Let $G$ be a group and $H$ be a nonempty finite subset such that $a,b \in H \implies ab \in H$. Then, $H$ is a subgroup of $G$.

## Proof

### Lemma

Statement of lemma: For any $x \in H$:

1. All the positive powers of $x$ are in $H$
2. There exists a positive integer $n(x)$, dependent on $x$, such that $x^{n(x)} = e$.

Proof: $H$ is closed under multiplication, so we get that the positive power of $x$ are all in $H$. This proves (1).

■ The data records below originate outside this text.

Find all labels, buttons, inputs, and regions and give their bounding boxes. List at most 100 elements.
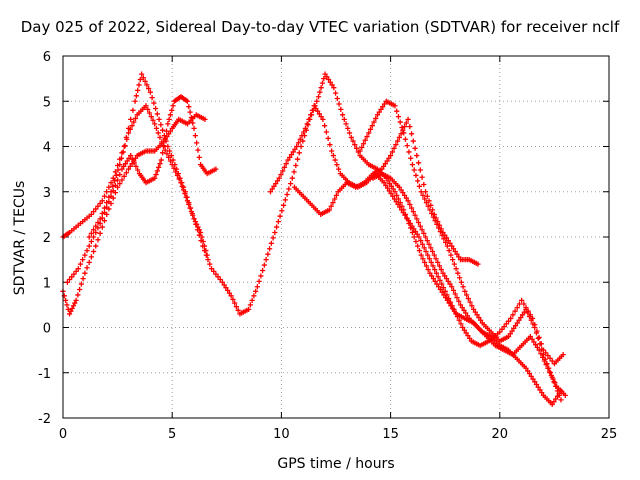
data-point bbox=[158, 122, 164, 128]
data-point bbox=[547, 355, 553, 361]
data-point bbox=[324, 74, 330, 80]
y-tick-label: 4 bbox=[43, 141, 51, 156]
data-point bbox=[560, 352, 566, 358]
data-point bbox=[129, 156, 136, 162]
data-point bbox=[104, 189, 110, 195]
data-point bbox=[445, 278, 451, 284]
data-point bbox=[322, 123, 328, 129]
data-point bbox=[435, 274, 441, 280]
data-point bbox=[314, 98, 320, 104]
data-point bbox=[541, 358, 547, 364]
data-point bbox=[420, 256, 426, 262]
data-point bbox=[519, 297, 525, 303]
data-point bbox=[425, 203, 431, 209]
data-point bbox=[450, 257, 456, 263]
y-tick-label: 0 bbox=[43, 322, 51, 337]
data-point bbox=[64, 279, 70, 285]
y-tick-label: 1 bbox=[43, 276, 51, 291]
data-point bbox=[186, 104, 192, 110]
data-point bbox=[476, 314, 482, 321]
data-point bbox=[398, 207, 405, 213]
data-point bbox=[308, 112, 314, 118]
data-point bbox=[249, 297, 255, 303]
data-point bbox=[448, 252, 454, 258]
data-point bbox=[398, 131, 404, 137]
data-point bbox=[425, 252, 431, 258]
data-point bbox=[435, 219, 441, 225]
data-point bbox=[159, 127, 166, 133]
data-point bbox=[213, 166, 219, 172]
data-point bbox=[516, 301, 523, 307]
data-point bbox=[64, 302, 70, 308]
data-point bbox=[66, 276, 73, 283]
data-point bbox=[154, 168, 160, 174]
data-point bbox=[187, 205, 193, 211]
data-point bbox=[190, 120, 196, 126]
data-point bbox=[213, 271, 219, 277]
data-point bbox=[546, 369, 553, 375]
data-point bbox=[411, 234, 417, 240]
data-point bbox=[388, 152, 394, 159]
series-track-b bbox=[60, 112, 208, 317]
data-point bbox=[277, 213, 283, 219]
y-tick-label: -2 bbox=[38, 412, 51, 427]
data-point bbox=[422, 196, 428, 202]
data-point bbox=[456, 298, 462, 304]
data-point bbox=[110, 175, 116, 181]
data-point bbox=[393, 199, 399, 205]
data-point bbox=[390, 186, 396, 192]
plot-frame bbox=[62, 55, 610, 419]
data-point bbox=[309, 107, 316, 113]
data-point bbox=[556, 392, 562, 398]
data-point bbox=[153, 105, 159, 112]
data-point bbox=[431, 211, 437, 217]
data-point bbox=[88, 211, 94, 217]
data-point bbox=[304, 121, 310, 127]
data-point bbox=[465, 333, 471, 339]
data-point bbox=[294, 156, 301, 162]
data-point bbox=[63, 297, 69, 303]
data-point bbox=[417, 223, 423, 229]
data-point bbox=[313, 105, 319, 112]
data-point bbox=[381, 101, 388, 107]
data-point bbox=[346, 130, 353, 136]
data-point bbox=[167, 158, 174, 164]
data-point bbox=[156, 164, 162, 170]
data-point bbox=[319, 80, 326, 86]
data-point bbox=[527, 333, 533, 340]
data-point bbox=[543, 362, 549, 368]
x-axis-label: GPS time / hours bbox=[277, 456, 395, 472]
data-point bbox=[470, 306, 477, 312]
data-point bbox=[531, 339, 537, 345]
data-point bbox=[256, 278, 262, 284]
data-point bbox=[147, 89, 153, 95]
data-point bbox=[97, 200, 103, 207]
data-point bbox=[386, 155, 392, 161]
data-point bbox=[271, 183, 277, 189]
data-point bbox=[397, 204, 403, 210]
data-point bbox=[119, 177, 125, 183]
data-point bbox=[117, 181, 123, 187]
data-point bbox=[394, 108, 400, 114]
data-point bbox=[452, 248, 458, 255]
data-point bbox=[115, 177, 121, 183]
data-point bbox=[204, 252, 210, 258]
y-axis-label: SDTVAR / TECUs bbox=[12, 180, 28, 296]
data-point bbox=[467, 299, 473, 305]
data-point bbox=[386, 188, 392, 194]
data-point bbox=[533, 330, 540, 336]
data-point bbox=[434, 281, 440, 287]
series-track-h bbox=[370, 171, 568, 398]
data-point bbox=[421, 181, 427, 188]
data-point bbox=[497, 329, 503, 335]
data-point bbox=[99, 198, 105, 204]
data-point bbox=[359, 144, 365, 151]
data-point bbox=[424, 193, 430, 199]
data-point bbox=[126, 155, 132, 161]
data-point bbox=[454, 295, 460, 301]
data-point bbox=[135, 167, 141, 173]
data-point bbox=[278, 171, 284, 178]
data-point bbox=[320, 116, 326, 122]
data-point bbox=[396, 184, 402, 190]
data-point bbox=[166, 154, 172, 160]
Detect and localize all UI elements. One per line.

Since $H$ is finite, the sequence $x,x^2,x^3, \ldots$ must have some repeated element. Thus, there are positive integers $k > l$ such that $x^k = x^l$. Multiplying both sides by $x^{-l}$, we get $x^{k-l} = e$. Set $n(x) = k - l$, and we get $x^{n(x)} = e$. Since $k > l$, $n(x)$ is a positive integer.

### The proof

We prove that $H$ satisfies the three conditions for being a subgroup, i.e., it is closed under all the group operations:

• Binary operation: Closure under the binary operation is already given to us.
• Identity element $e \in H$: Since $H$ is nonempty, there exists some element $u \in H$. Set $x = u$ in the lemma. Applying part (2) of the lemma, we get that $e$ is a positive power of $u$, so by part (1) of the lemma, $e \in H$.
• Inverses $g \in H \implies g^{-1} \in H$: Set $x = g$ in the lemma. We make two cases:
• Case $n(g) = 1$: In this case $g = e$ forcing $g^{-1} = e = g \in H$.
• Case $n(g) > 1$: In this case $g^{-1} = g^{n(g) - 1}$ is a positive power of $g$, hence by Part (1) of the lemma, $g^{-1} \in H$.